- O Congresso aprovou o Projeto de Lei 5.976/2025, que amplia o porte de armas para médicos veterinários, em sessão da Comissão de Segurança Pública e Combate ao Crime Organizado, em 12 de maio.
- O texto concede porte a veterinários registrados no Conselho Federal de Medicina Veterinária (CFMV) e não faz distinção entre profissionais que atuam em clínica, fazenda ou estrada.
- O CFMV informou que não foi consultado durante a tramitação e não possui levantamento específico sobre violência contra a categoria.
- A Comissão Pastoral da Terra (CPT) contesta o uso de dados citados no projeto e disse que não foi consultada sobre o relatório mencionado.
- O projeto segue para a Comissão de Constituição e Justiça e de Cidadania (CCJC), enquanto analistas ressaltam a falta de dados que sustentem a necessidade do porte para a categoria.
O projeto que amplia o porte de armas aos veterinários avança no Congresso sem embasamento de dados sobre violência contra a categoria. O PL 5.976/2025, de Marcos Pollon (PL-MS), foi aprovado na Comissão de Segurança Pública e Combate ao Crime Organizado da Câmara no dia 12 de maio. O texto tramita agora pela CCJC.
O Conselho Federal de Medicina Veterinária (CFMV) afirma não ter sido consultado e não possui levantamento específico sobre violência contra profissionais da área. Cerca de 240 mil veterinários estão registrados no conselho, com atuação em clínicas urbanas, frigoríficos e fazendas. O projeto não faz distinção entre veterinários de diferentes frentes.
Contexto e críticas à base de dados
Relator do PL, o deputado Junio Amaral (PL-MG) defende o porte com base no direito à autodefesa e no fim do Estatuto do Desarmamento, ressaltando que a análise de legalidade ficará a cargo da CCJC. Especialistas e entidades, porém, apontam a ausência de estatísticas que validem o risco específico para a categoria.

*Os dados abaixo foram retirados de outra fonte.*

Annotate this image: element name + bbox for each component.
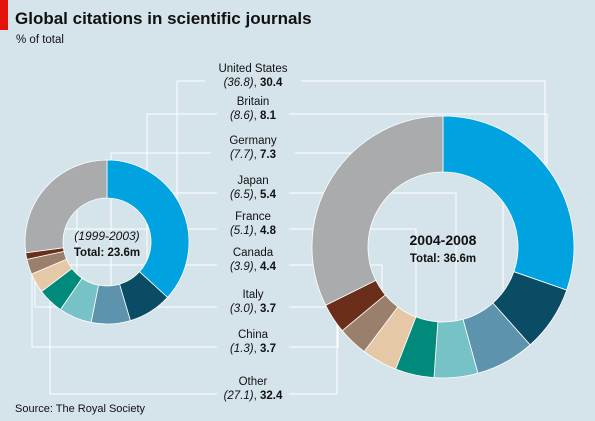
brand-red-tag [0, 0, 8, 30]
value-separator: , [254, 189, 260, 201]
connector-right-china [289, 315, 339, 348]
old-donut-slice-united-states [106, 159, 190, 298]
connector-left-germany [110, 152, 211, 318]
value-old-japan: (6.5) [230, 189, 254, 201]
label-values-britain: (8.6), 8.1 [230, 110, 277, 122]
value-old-united-states: (36.8) [224, 77, 254, 89]
value-old-britain: (8.6) [230, 110, 254, 122]
label-country-china: China [238, 329, 269, 341]
chart-title: Global citations in scientific journals [15, 9, 312, 28]
label-country-germany: Germany [229, 135, 277, 147]
label-country-canada: Canada [233, 247, 274, 259]
label-values-italy: (3.0), 3.7 [230, 303, 276, 315]
value-separator: , [254, 77, 260, 89]
label-values-japan: (6.5), 5.4 [230, 189, 277, 201]
value-new-canada: 4.4 [260, 261, 277, 273]
new-period-label: 2004-2008 [410, 232, 477, 248]
connector-left-britain [146, 113, 217, 307]
label-country-france: France [235, 211, 271, 223]
value-new-italy: 3.7 [260, 303, 276, 315]
value-old-italy: (3.0) [230, 303, 254, 315]
value-separator: , [254, 303, 260, 315]
label-values-canada: (3.9), 4.4 [230, 261, 277, 273]
value-new-germany: 7.3 [260, 149, 276, 161]
new-donut-slice-united-states [442, 115, 575, 291]
old-donut-slice-other [24, 159, 108, 254]
value-separator: , [254, 110, 260, 122]
label-country-japan: Japan [237, 175, 268, 187]
value-old-germany: (7.7) [230, 149, 254, 161]
value-separator: , [254, 149, 260, 161]
value-separator: , [254, 225, 260, 237]
new-donut-slice-other [311, 115, 444, 306]
value-old-china: (1.3) [230, 343, 254, 355]
connector-left-united-states [176, 80, 205, 212]
value-separator: , [254, 390, 260, 402]
label-values-germany: (7.7), 7.3 [230, 149, 276, 161]
label-values-united-states: (36.8), 30.4 [224, 77, 283, 89]
label-country-britain: Britain [237, 96, 270, 108]
value-separator: , [254, 343, 260, 355]
value-new-other: 32.4 [260, 390, 283, 402]
label-country-italy: Italy [242, 289, 263, 301]
chart-subtitle: % of total [16, 34, 64, 46]
value-separator: , [254, 261, 260, 273]
value-new-china: 3.7 [260, 343, 276, 355]
source-note: Source: The Royal Society [15, 403, 146, 415]
value-new-japan: 5.4 [260, 189, 277, 201]
value-new-britain: 8.1 [260, 110, 277, 122]
label-values-other: (27.1), 32.4 [224, 390, 283, 402]
label-country-other: Other [239, 376, 268, 388]
value-new-france: 4.8 [260, 225, 277, 237]
value-old-other: (27.1) [224, 390, 254, 402]
old-period-label: (1999-2003) [74, 229, 139, 243]
old-total-label: Total: 23.6m [74, 247, 140, 259]
label-values-china: (1.3), 3.7 [230, 343, 276, 355]
value-old-canada: (3.9) [230, 261, 254, 273]
label-values-france: (5.1), 4.8 [230, 225, 277, 237]
label-country-united-states: United States [218, 63, 287, 75]
connector-right-united-states [301, 80, 546, 175]
value-new-united-states: 30.4 [260, 77, 283, 89]
value-old-france: (5.1) [230, 225, 254, 237]
connector-left-china [31, 255, 217, 348]
new-total-label: Total: 36.6m [410, 253, 476, 265]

Roberto Uchôa, do Fórum Brasileiro de Segurança Pública, sustenta que não há evidências de crise que justifiquem ampliar o porte para veterinários. Ele afirma que a solução passa por patrulhas rurais e fiscalização policial, não pelo armamento individual.
Depoimentos e casos práticos
Casos de violência contra profissionais da área são citados por defensores do projeto, como justificativa para ampliar o porte. Um veterinário militar, que atua no Entorno do DF, cita situações em que o profissional precisa abrir porteiras em locais isolados, temendo abordagens perigosas durante atendimentos.
O próprio veterinário ressalta que, mesmo com porte, a prática de manter arma depende da atuação profissional e do contexto, o que mostra a heterogeneidade entre atuação clínica e uso em campo. A narrativa de risco, segundo críticos, não se traduz em base empírica para legislação federal.
Aspectos legais e percepções institucionais
O CPT (Pastoral da Terra) contestou a inclusão de dados de seus relatórios na justificativa do PL, afirmando que não foi consultado e que seus trabalhos visam reduzir violência no campo, não armamento individual. A CPT publicou nota de repúdio, destacando que políticas públicas precisam de medidas de proteção coletiva.
A tramitação segue para a CCJC, onde a avaliação técnica e normativa deverá ocorrer. A discussão envolve, além de veterinários, outros grupos com propostas similares de porte sob o rótulo de “atividade de risco”.
Panorama de armas e políticas públicas
Dados do 18º Anuário Brasileiro de Segurança Pública indicam que o país tem mais de 2 milhões de armas registradas no Sinarm, com crescimento substancial desde 2017. A Polícia Federal expandiu o escrutínio sobre arsenais, mas não divulga portes por categoria profissional.
A expectativa é que novas avaliações técnicas e jurídicas da CCJC definam se o porte para veterinários terá critérios mais específicos. Enquanto isso, o debate permanece técnico, sem consenso sobre a necessidade de armar profissionais que atuam fora de áreas urbanas.